No necesariamente. La mayoría de las instalaciones de autoconsumo funcionan sin batería, usando la red eléctrica como respaldo. La batería tiene sentido en dos casos:
- Maximizar el autoconsumo: si tu consumo es principalmente nocturno (por ejemplo, familia donde nadie está en casa de día), una batería almacena la producción diurna para usarla por la noche.
- Instalaciones aisladas: sin conexión a red, la batería es imprescindible.
Si te interesa, puedes profundizar en nuestra guía sobre baterías solares.
Requisitos para instalar autoconsumo
- Ser propietario (o tener autorización del propietario) del inmueble o la cubierta.

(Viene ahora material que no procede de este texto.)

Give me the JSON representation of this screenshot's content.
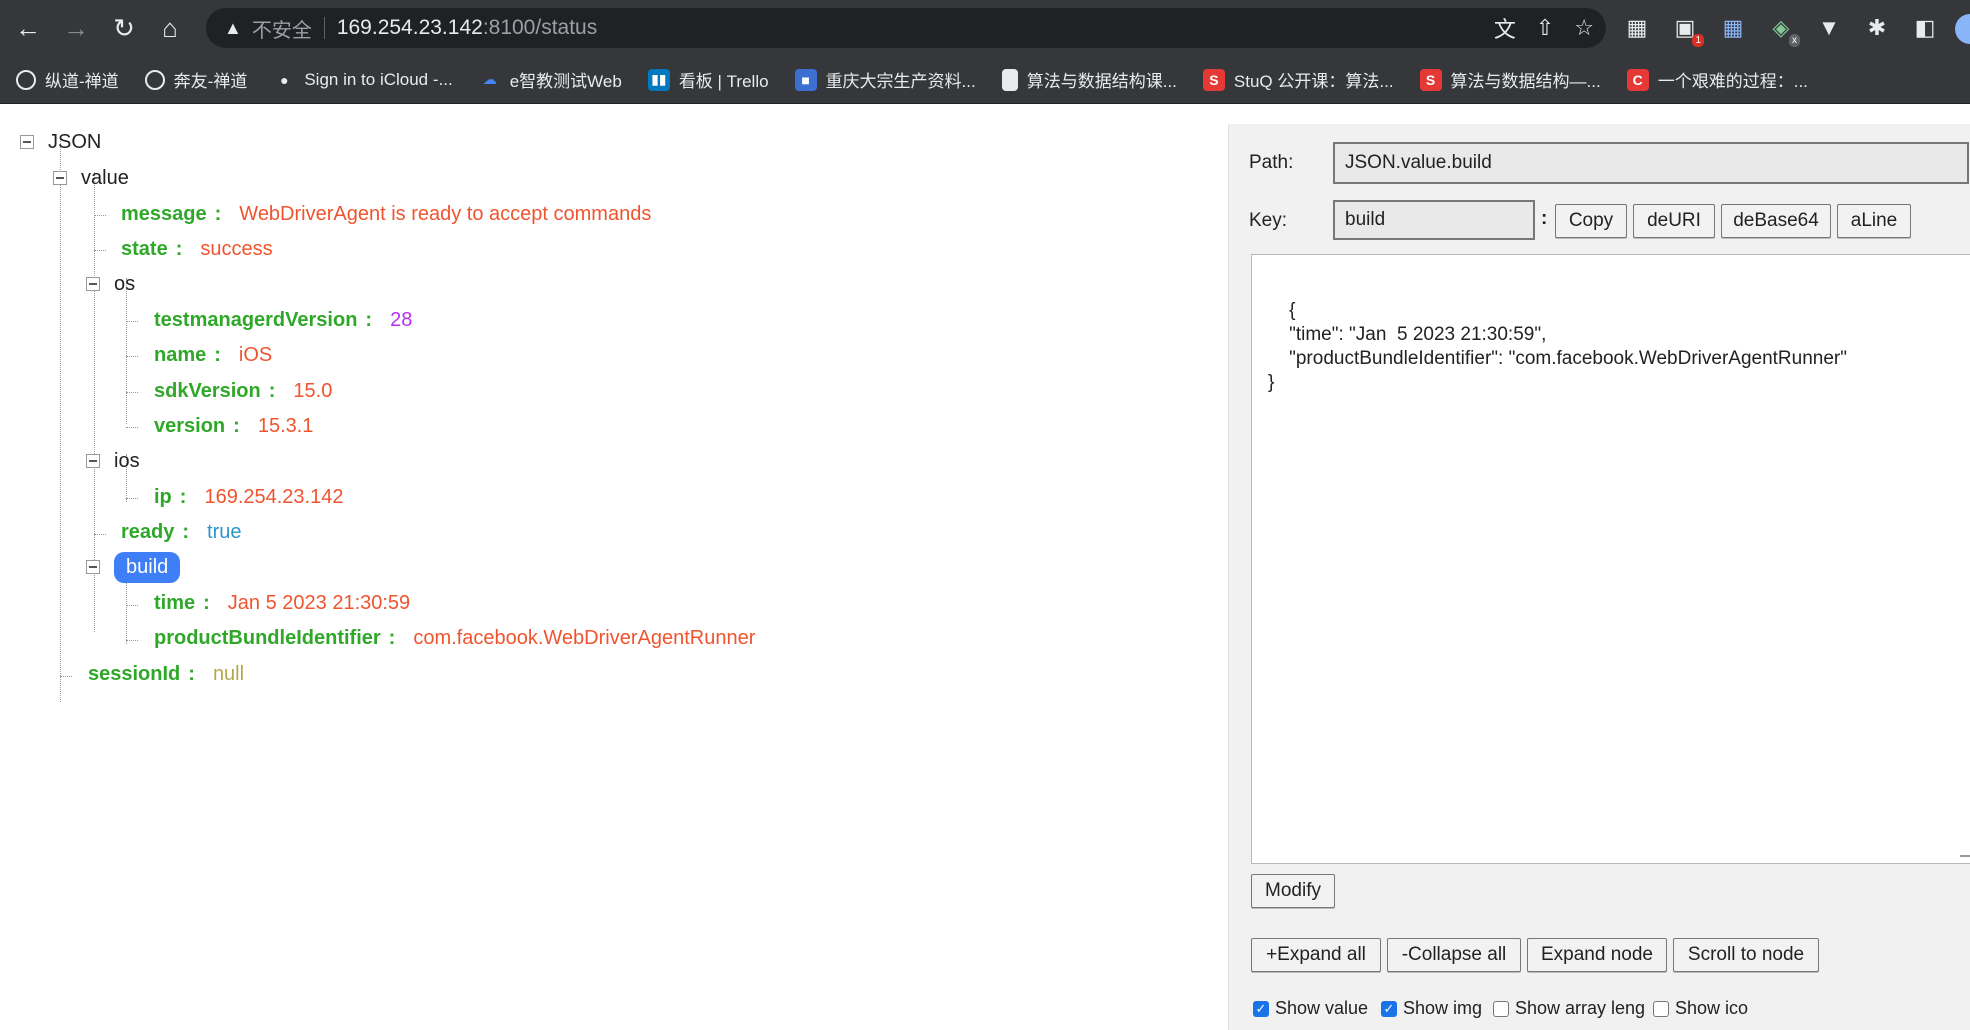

- Cubierta con espacio suficiente: unos 2 m² por panel. Para una instalación típica de 10 paneles, necesitas 20 m² de cubierta útil.
- Cubierta en buen estado: si el tejado necesita reforma, es mejor hacerla antes de instalar los paneles.
- Instalador autorizado: la instalación debe realizarla una empresa inscrita en el Registro de Instaladores de la Junta de Extremadura.
No necesitas obras mayores, ni licencia de obras en la mayoría de municipios (solo comunicación previa), ni cambiar tu contrato eléctrico.